Not sure how to go about using your home to make money? Explore three key strategies for making the most (financially) of your living space.
Use the equity in your home
Is your home worth more than what you owe on it? Using your property to make money has always been a popular choice among homeowners. You might also consider if you’re open to moving to a less expensive home. Whether your property values have gone up since you moved in, or you simply don’t need as large of a home as you used to, many individuals are downsizing to make tens of thousands of dollars from their home. For example, if you live in a home that is now valued at $200,000, and you only owe $100,000, you could theoretically sell your home, pay off your existing loan, put down a sizable downpayment on something a bit smaller, and have plenty of cash to spare.

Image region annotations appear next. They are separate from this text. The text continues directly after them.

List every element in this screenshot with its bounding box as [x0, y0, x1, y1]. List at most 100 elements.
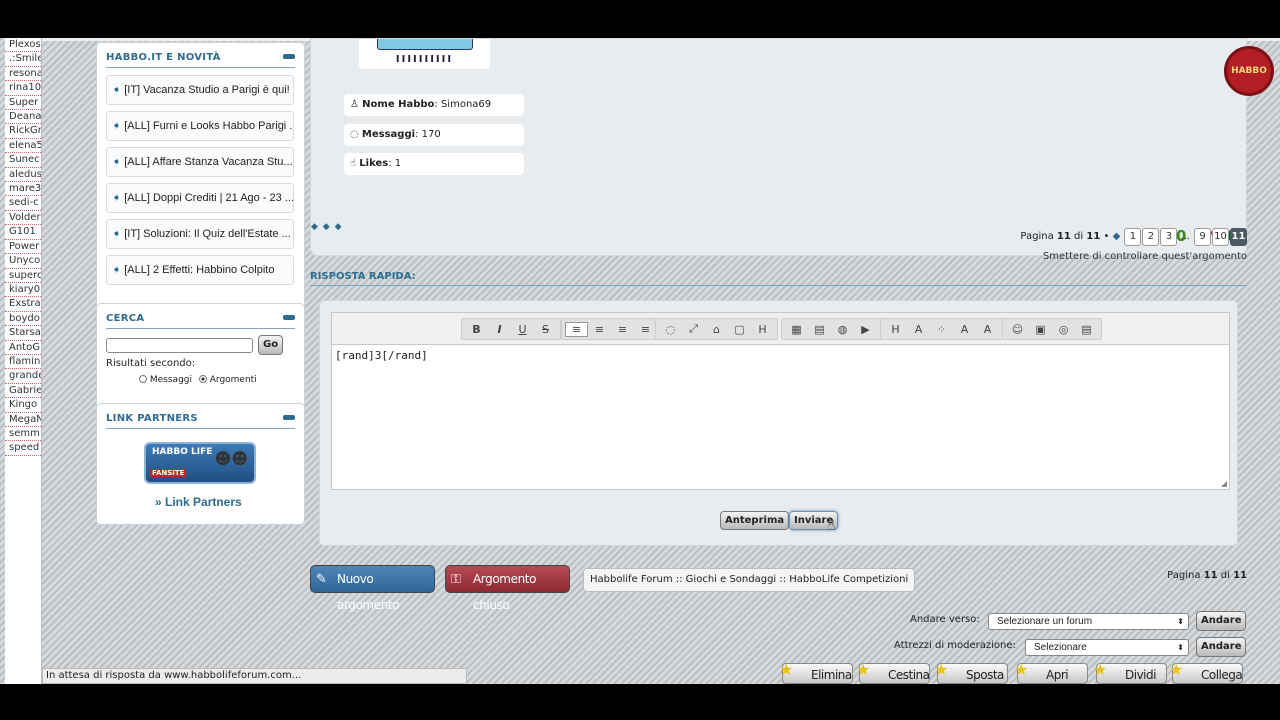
page-link[interactable]: 1: [1124, 228, 1142, 246]
mod-star-icon: ★: [856, 660, 870, 679]
mod-tool-button[interactable]: ★ Dividi: [1093, 660, 1167, 684]
news-item[interactable]: ➧ [ALL] Doppi Crediti | 21 Ago - 23 ...: [106, 183, 294, 213]
online-user-link[interactable]: rina10: [5, 81, 41, 96]
breadcrumb[interactable]: Habbolife Forum :: Giochi e Sondaggi :: …: [583, 568, 916, 592]
editor-tool-icon[interactable]: ≡: [611, 323, 634, 336]
online-user-link[interactable]: superc: [5, 269, 41, 283]
online-user-link[interactable]: Plexos: [5, 38, 41, 53]
nav-arrows[interactable]: ◆ ◆ ◆: [311, 222, 343, 232]
lock-icon: ⚿: [451, 572, 461, 587]
online-user-link[interactable]: elena5: [5, 139, 41, 154]
online-user-link[interactable]: MegaN: [5, 413, 41, 427]
editor-tool-icon[interactable]: ◍: [831, 323, 854, 336]
mod-tool-button[interactable]: ★ Collega: [1169, 660, 1243, 684]
news-item[interactable]: ➧ [IT] Vacanza Studio a Parigi è qui!: [106, 75, 294, 105]
online-user-link[interactable]: speed: [5, 441, 41, 456]
collapse-icon[interactable]: [283, 415, 295, 420]
online-user-link[interactable]: aledus: [5, 168, 41, 183]
page-link[interactable]: 2: [1142, 228, 1160, 246]
habbolife-partner-logo[interactable]: HABBO LIFE FANSITE ☻☻: [144, 442, 256, 484]
link-partners-title: LINK PARTNERS: [106, 413, 198, 424]
resize-handle-icon[interactable]: ◢: [1221, 479, 1227, 488]
stop-watching-link[interactable]: Smettere di controllare quest'argomento: [1043, 251, 1247, 262]
online-user-link[interactable]: RickGr: [5, 124, 41, 139]
radio-messages[interactable]: [139, 375, 147, 383]
link-partners-link[interactable]: » Link Partners: [155, 495, 242, 509]
news-item[interactable]: ➧ [ALL] Affare Stanza Vacanza Stu...: [106, 147, 294, 177]
mod-tools-select[interactable]: Selezionare ⬍: [1025, 639, 1189, 656]
collapse-icon[interactable]: [283, 54, 295, 59]
editor-tool-icon[interactable]: ⌂: [705, 323, 728, 336]
editor-tool-icon[interactable]: ▢: [728, 323, 751, 336]
online-user-link[interactable]: Volder: [5, 211, 41, 226]
mod-tool-button[interactable]: ★ Cestina: [856, 660, 930, 684]
online-user-link[interactable]: Starsa: [5, 326, 41, 341]
online-user-link[interactable]: G101: [5, 225, 41, 240]
new-topic-button[interactable]: ✎ Nuovo argomento: [310, 565, 435, 612]
online-user-link[interactable]: boydo: [5, 312, 41, 327]
mod-tool-button[interactable]: ★ Sposta: [934, 660, 1008, 684]
editor-tool-icon[interactable]: ▤: [808, 323, 831, 336]
online-user-link[interactable]: Gabrie: [5, 384, 41, 399]
editor-tool-icon[interactable]: I: [488, 323, 511, 336]
reply-textarea[interactable]: [rand]3[/rand]: [335, 349, 428, 362]
online-user-link[interactable]: Kingo: [5, 398, 41, 413]
habbo-name-label: Nome Habbo: [362, 99, 435, 110]
mod-tool-button[interactable]: ★ Elimina: [779, 660, 853, 684]
radio-topics[interactable]: [198, 375, 207, 383]
online-user-link[interactable]: AntoG: [5, 341, 41, 355]
preview-button[interactable]: Anteprima: [720, 511, 790, 530]
editor-tool-icon[interactable]: S: [534, 323, 557, 336]
online-user-link[interactable]: .:Smile: [5, 52, 41, 67]
online-user-link[interactable]: mare3: [5, 182, 41, 197]
online-user-link[interactable]: sedi-c: [5, 196, 41, 211]
news-item[interactable]: ➧ [ALL] Furni e Looks Habbo Parigi ...: [106, 111, 294, 141]
editor-tool-icon[interactable]: ⁘: [930, 323, 953, 336]
page-link[interactable]: 11: [1230, 228, 1247, 246]
page-link[interactable]: 10: [1212, 228, 1229, 246]
news-item[interactable]: ➧ [ALL] 2 Effetti: Habbino Colpito: [106, 255, 294, 285]
search-input[interactable]: [106, 338, 253, 353]
editor-tool-icon[interactable]: ▣: [1029, 323, 1052, 336]
online-user-link[interactable]: Super: [5, 96, 41, 111]
online-user-link[interactable]: Power: [5, 240, 41, 255]
editor-tool-icon[interactable]: ⤢: [682, 322, 705, 336]
editor-tool-icon[interactable]: H: [884, 323, 907, 336]
online-user-link[interactable]: resona: [5, 67, 41, 82]
goto-button[interactable]: Andare: [1196, 611, 1247, 631]
editor-tool-icon[interactable]: A: [953, 323, 976, 336]
online-user-link[interactable]: Unyco: [5, 254, 41, 269]
select-arrows-icon: ⬍: [1177, 617, 1184, 626]
editor-tool-icon[interactable]: U: [511, 323, 534, 336]
search-go-button[interactable]: Go: [258, 335, 284, 355]
prev-page-icon[interactable]: ◆: [1113, 231, 1121, 242]
online-user-link[interactable]: kiary0: [5, 283, 41, 298]
editor-tool-icon[interactable]: ▶: [854, 323, 877, 336]
online-user-link[interactable]: grande: [5, 369, 41, 384]
editor-tool-icon[interactable]: ≡: [565, 321, 588, 337]
editor-tool-icon[interactable]: ◎: [1052, 323, 1075, 336]
online-user-link[interactable]: Exstra: [5, 297, 41, 312]
editor-tool-icon[interactable]: ≡: [588, 323, 611, 336]
online-user-link[interactable]: Sunec: [5, 153, 41, 168]
mod-tool-button[interactable]: ★ Apri: [1014, 660, 1088, 684]
editor-tool-icon[interactable]: ▤: [1075, 323, 1098, 336]
editor-tool-icon[interactable]: ▦: [785, 323, 808, 336]
editor-tool-icon[interactable]: A: [976, 323, 999, 336]
online-user-link[interactable]: Deana: [5, 110, 41, 125]
goto-forum-select[interactable]: Selezionare un forum ⬍: [988, 613, 1189, 630]
page-link[interactable]: 3: [1160, 228, 1178, 246]
online-user-link[interactable]: flamin: [5, 355, 41, 370]
online-user-link[interactable]: semm: [5, 427, 41, 442]
closed-topic-button[interactable]: ⚿ Argomento chiuso: [445, 565, 570, 612]
editor-tool-icon[interactable]: ◌: [659, 323, 682, 336]
page-link[interactable]: 9: [1194, 228, 1211, 246]
mod-go-button[interactable]: Andare: [1196, 637, 1247, 657]
editor-tool-icon[interactable]: ≡: [634, 323, 657, 336]
editor-tool-icon[interactable]: ☺: [1006, 323, 1029, 336]
news-item[interactable]: ➧ [IT] Soluzioni: Il Quiz dell'Estate ...: [106, 219, 294, 249]
editor-tool-icon[interactable]: H: [751, 323, 774, 336]
collapse-icon[interactable]: [283, 315, 295, 320]
editor-tool-icon[interactable]: B: [465, 323, 488, 336]
editor-tool-icon[interactable]: A: [907, 323, 930, 336]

Rent out your home to travelers
Websites such as Airbnb and VRBO have become an extremely popular way for people to make money off of their homes. This is especially true for those who live in areas of the globe where tourists visit frequently. According to the latest figures, those who rent out their home on Airbnb can make anywhere between $200 per month and $10,000 per month. Travel and Leisure reports that about 50% of hosts make $500 or more each month. If you are traveling frequently, or if you just don’t spend much time at home, this is a fantastic option for creating a sizeable and passive side income from your property.
Use one room as a home office for a tax deduction
Do you work from home for your job? Although it does not apply in all situations, many individuals who work out of their home can use their home office as a deduction. If you meet the criteria, you could be looking at some extra cash each year. For the simplified version of this tax deduction, homeowners can deduct “$5 per square foot for up to 300 square feet of space.” Since the criteria for this tax deduction varies, you will want to be sure to consult with a tax professional to determine if you are eligible.
Using your home to make added income is an effective, yet often overlooked strategy. From downsizing your home to renting out a room (or the entire place), be sure not to miss out on the exciting ways to make the most out of your property.